When it comes to specific financial matters, entrepreneurs frequently rely on their external accountant as their primary financial advisor. Even while your relationship with your independent accountant is of the utmost importance, it might not provide sufficient resources to deal with a big economic disruption such as a deep recession.
As a fractional CFO, Credo can help you go over your quarterly goals and metrics to make sure they are just right for the uncertain economic times ahead. In spite of the fact that they will still be in line with your long-term objectives, your short-term objectives can be modified so that the emphasis is placed on the short-term successes that are necessary for riding out a storm.
Metrics for growth can be changed so that getting new customers doesn’t matter as much. For instance, advertising costs could be cut by putting team members in charge of creating organic content and cold-calling campaigns. During times of economic turmoil, another approach could be to spend more time with existing clients and deepen relationships.
Your goals for your workforce can also be changed.
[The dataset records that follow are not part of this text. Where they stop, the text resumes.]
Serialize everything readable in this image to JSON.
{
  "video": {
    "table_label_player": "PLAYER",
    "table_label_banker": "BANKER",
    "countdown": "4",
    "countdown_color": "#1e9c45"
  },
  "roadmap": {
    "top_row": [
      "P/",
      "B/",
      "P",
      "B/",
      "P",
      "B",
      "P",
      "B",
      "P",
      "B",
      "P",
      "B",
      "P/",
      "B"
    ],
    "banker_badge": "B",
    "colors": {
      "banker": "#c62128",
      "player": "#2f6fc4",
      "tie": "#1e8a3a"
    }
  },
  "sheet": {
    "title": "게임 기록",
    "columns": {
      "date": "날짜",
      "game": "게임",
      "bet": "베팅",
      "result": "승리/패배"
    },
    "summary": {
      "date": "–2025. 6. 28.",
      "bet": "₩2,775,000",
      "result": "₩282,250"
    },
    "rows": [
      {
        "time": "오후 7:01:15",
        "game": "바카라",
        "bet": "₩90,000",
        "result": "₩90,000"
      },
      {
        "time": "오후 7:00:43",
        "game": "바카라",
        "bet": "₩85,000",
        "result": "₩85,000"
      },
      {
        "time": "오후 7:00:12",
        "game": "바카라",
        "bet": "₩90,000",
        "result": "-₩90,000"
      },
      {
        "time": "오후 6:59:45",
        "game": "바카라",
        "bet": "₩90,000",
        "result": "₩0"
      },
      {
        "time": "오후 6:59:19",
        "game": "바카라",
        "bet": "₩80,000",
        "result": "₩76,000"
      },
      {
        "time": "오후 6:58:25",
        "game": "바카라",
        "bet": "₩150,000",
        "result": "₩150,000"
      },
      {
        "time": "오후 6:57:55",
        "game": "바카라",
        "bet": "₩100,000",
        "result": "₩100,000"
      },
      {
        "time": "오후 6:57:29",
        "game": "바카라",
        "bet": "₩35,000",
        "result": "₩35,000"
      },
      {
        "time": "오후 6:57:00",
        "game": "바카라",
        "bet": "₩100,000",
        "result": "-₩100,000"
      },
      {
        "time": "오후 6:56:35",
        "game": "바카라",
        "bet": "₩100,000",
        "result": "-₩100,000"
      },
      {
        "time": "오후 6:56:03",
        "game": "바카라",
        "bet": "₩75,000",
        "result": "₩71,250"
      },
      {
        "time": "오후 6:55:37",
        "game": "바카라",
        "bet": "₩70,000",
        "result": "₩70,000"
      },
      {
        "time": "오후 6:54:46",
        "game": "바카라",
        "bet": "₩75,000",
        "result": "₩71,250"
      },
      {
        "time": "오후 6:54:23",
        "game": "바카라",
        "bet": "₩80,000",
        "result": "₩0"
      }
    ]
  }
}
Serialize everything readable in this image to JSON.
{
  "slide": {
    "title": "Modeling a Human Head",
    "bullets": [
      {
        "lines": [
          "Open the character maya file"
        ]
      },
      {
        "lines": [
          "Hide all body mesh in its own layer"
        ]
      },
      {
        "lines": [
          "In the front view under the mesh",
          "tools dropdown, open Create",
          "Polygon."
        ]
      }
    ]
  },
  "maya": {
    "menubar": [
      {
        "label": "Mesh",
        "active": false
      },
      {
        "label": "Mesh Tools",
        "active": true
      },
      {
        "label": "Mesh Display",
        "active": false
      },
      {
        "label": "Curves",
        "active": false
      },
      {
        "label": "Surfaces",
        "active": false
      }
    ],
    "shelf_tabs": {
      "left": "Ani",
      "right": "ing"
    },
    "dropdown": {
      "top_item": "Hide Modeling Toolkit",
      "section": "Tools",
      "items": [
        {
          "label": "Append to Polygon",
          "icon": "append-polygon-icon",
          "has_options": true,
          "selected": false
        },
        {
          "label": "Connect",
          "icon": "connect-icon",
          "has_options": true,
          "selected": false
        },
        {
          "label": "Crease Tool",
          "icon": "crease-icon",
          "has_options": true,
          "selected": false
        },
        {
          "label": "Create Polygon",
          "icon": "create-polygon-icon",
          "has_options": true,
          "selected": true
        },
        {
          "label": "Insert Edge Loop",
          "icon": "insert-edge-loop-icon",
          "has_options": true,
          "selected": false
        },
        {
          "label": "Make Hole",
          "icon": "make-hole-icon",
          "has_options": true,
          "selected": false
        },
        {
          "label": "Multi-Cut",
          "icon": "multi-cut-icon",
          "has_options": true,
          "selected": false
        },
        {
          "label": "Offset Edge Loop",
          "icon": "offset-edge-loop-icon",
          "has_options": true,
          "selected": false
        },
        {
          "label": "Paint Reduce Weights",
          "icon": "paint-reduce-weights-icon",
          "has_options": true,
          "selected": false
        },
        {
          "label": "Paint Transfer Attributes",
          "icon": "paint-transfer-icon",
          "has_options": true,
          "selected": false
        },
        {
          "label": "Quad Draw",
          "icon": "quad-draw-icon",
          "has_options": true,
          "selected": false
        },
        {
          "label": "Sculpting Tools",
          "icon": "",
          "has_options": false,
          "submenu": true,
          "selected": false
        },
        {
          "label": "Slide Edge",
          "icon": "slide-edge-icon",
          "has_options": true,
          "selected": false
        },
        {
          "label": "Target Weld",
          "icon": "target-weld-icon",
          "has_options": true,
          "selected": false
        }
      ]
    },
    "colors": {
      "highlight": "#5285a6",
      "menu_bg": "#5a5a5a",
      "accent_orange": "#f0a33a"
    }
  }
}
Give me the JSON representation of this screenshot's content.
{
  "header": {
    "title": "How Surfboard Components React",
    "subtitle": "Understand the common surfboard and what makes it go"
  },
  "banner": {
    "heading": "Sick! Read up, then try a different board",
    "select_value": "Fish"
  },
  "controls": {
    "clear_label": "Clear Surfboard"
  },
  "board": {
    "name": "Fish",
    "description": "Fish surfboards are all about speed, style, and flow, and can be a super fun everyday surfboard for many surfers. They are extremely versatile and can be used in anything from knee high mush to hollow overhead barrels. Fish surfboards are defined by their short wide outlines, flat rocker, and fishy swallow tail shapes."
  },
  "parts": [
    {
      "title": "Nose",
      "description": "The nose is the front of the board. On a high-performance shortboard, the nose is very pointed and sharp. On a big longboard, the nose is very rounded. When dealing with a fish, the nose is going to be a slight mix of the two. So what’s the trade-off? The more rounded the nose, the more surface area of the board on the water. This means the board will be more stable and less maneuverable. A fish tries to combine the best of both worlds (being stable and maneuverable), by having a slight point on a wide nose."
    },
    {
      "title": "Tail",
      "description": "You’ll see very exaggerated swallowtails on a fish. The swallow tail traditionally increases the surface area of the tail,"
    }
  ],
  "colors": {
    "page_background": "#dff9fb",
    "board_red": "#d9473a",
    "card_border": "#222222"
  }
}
Sometimes, high-cost structures like salaries can be changed to focus on variable pay like production incentives or short-term bonuses based on non-financial metrics like quality or learning. As an alternative to layoffs, you could offer temporary vacation extensions or leaves of absence.
Goals for Innovation
The goals for innovation can be changed from making long-term, disruptive products to making internal process improvements that improve products and services that already exist. For example, instead of putting a high priority on a new go-to-market strategy, make sure that the products you’re sending to your current customers have great customer experience features, like after-sale service.
Your CFO should work with you to re-evaluate your business strategy and make sure you add as much flexibility as possible while staying focused on results that are good for both your customers and your employees. This is where a part-time CFO can add a lot of value, but it requires more skills than a controller for example.